I’m diabetic, and the further I got into my pregnancy the more complications I had. My daughter was born 6 weeks early, just 3 lb 13 oz. I was so terrified that I couldn’t take care of my children like my mother took care of me. I’d lost all hope and confidence in myself, in anyone. My little family was anything but stable. I was constantly in and out of the hospital for my diabetes, bouncing around still from house to house. Finally, I landed with a friend and was just starting to feel settled when — three days before Thanksgiving — a house fire caused us to lose everything. Clothes, toys — everything, including my job. Even my car had broken down. I thought losing my mom had been the lowest point, but I was wrong: This was my darkest moment. I couldn’t buy Christmas presents for my baby, couldn’t buy clothes, couldn’t buy food. I just felt so terrible. I started to question God and my being the world. If it wasn’t for my children I would have gave up! But I couldn’t. I had to take care of my babies. 

So, even while I was wondering, “What did I do? What did I do to deserve this? How did I go wrong to end up here?,” I started looking for shelters. Every place has a waiting list. Every place is full. But I filled out the application for Lydia’s House, and within three days, I was here on the porch, moving in. I was afraid to step foot in this house. But once I walked through the front door there a calming sense that came over me. This is where I needed to be. 

I was really broken — by grief, by depression, by circumstance — when I came into this house. I was just shattered when I came in, and Meridith and everyone were the glue to my puzzle.

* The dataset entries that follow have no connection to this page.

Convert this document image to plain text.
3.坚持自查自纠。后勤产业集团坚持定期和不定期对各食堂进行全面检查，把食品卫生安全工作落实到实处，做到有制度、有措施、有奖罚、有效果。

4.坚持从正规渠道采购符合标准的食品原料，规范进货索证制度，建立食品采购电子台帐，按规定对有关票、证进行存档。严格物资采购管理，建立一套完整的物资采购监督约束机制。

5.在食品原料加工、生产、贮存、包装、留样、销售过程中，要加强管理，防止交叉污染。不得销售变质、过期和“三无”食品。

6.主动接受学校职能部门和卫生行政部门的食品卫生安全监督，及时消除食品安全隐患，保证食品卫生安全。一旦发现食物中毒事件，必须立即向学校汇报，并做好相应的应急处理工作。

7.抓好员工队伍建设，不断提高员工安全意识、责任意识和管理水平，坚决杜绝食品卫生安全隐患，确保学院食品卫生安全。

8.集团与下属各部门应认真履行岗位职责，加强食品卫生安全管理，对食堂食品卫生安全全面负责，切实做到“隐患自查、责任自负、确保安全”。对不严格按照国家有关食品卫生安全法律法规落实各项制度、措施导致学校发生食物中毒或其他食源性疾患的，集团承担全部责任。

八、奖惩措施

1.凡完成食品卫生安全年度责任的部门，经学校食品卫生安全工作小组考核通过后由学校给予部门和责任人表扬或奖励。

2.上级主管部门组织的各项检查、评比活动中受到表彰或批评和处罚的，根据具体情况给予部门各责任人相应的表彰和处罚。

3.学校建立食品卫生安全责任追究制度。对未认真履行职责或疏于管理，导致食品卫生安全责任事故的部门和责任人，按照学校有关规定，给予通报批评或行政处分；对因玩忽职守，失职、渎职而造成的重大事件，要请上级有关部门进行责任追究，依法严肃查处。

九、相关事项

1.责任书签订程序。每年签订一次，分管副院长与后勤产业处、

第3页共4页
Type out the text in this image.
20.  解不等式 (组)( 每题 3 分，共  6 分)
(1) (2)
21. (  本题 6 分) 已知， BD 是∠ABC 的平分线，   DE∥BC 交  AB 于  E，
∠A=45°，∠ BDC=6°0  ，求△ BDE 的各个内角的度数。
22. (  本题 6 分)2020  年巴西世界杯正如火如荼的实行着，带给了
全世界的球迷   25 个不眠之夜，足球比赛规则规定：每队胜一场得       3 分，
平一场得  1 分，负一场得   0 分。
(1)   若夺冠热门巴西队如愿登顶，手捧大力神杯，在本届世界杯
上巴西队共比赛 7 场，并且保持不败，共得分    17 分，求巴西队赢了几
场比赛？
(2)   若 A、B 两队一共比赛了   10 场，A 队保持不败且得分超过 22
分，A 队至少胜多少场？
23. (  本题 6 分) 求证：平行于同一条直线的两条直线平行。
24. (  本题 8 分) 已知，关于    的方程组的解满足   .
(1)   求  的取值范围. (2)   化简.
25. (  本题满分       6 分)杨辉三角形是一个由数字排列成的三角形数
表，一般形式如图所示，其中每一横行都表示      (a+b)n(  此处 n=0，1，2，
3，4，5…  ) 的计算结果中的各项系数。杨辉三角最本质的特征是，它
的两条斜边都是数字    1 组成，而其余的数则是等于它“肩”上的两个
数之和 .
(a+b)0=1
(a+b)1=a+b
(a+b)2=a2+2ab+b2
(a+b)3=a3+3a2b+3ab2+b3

They were like, “OK, we have to glue this part, let’s get you to school. OK, now we’re helping you with your mental health. Hey, we’re helping you with your physical health, and now we have the kids, and boom!” They helped me gain my sense as a woman and a mother. After being broken, they put me back together. 

Within a week, I was enrolled in a culinary work-study program at CityLink. They helped me find childcare for my babies, helped me get my physical health under control, helped me improve my mental health. I had been feeling like the world was against me since my mom died, but here, everything seemed to go smoothly. In my three months at Lydia’s House, they helped me get my family back together. They helped get a sense of how I wanted to raise my children, and how I needed to help them. It was hard balancing out me and my kids, and Lydia’s House helped me get an even, healthy balance on that. They helped me how to make myself and my babies feel safe and secure. Meridith helped me find a home for my little family — we moved in August 1st. My kids are enrolled in a school not even ten minutes away from our house, and I graduate from my culinary program in September. My dad, a chef in the Army, is so proud of me, so excited. For the first time, I think he really sees me.  

If I were talking to someone coming to Lydia’s House today, someone like me, who was feeling lost and afraid, I would tell her: It’s OK to feel those things. You have to accept the fact that your world is breaking down, but know that coming to Lydia’s House is a way to build it back up. Use your resources. They will help you. Think about what you need. Don’t think about now. Think about the future, because Lydia’s House will get you to that future.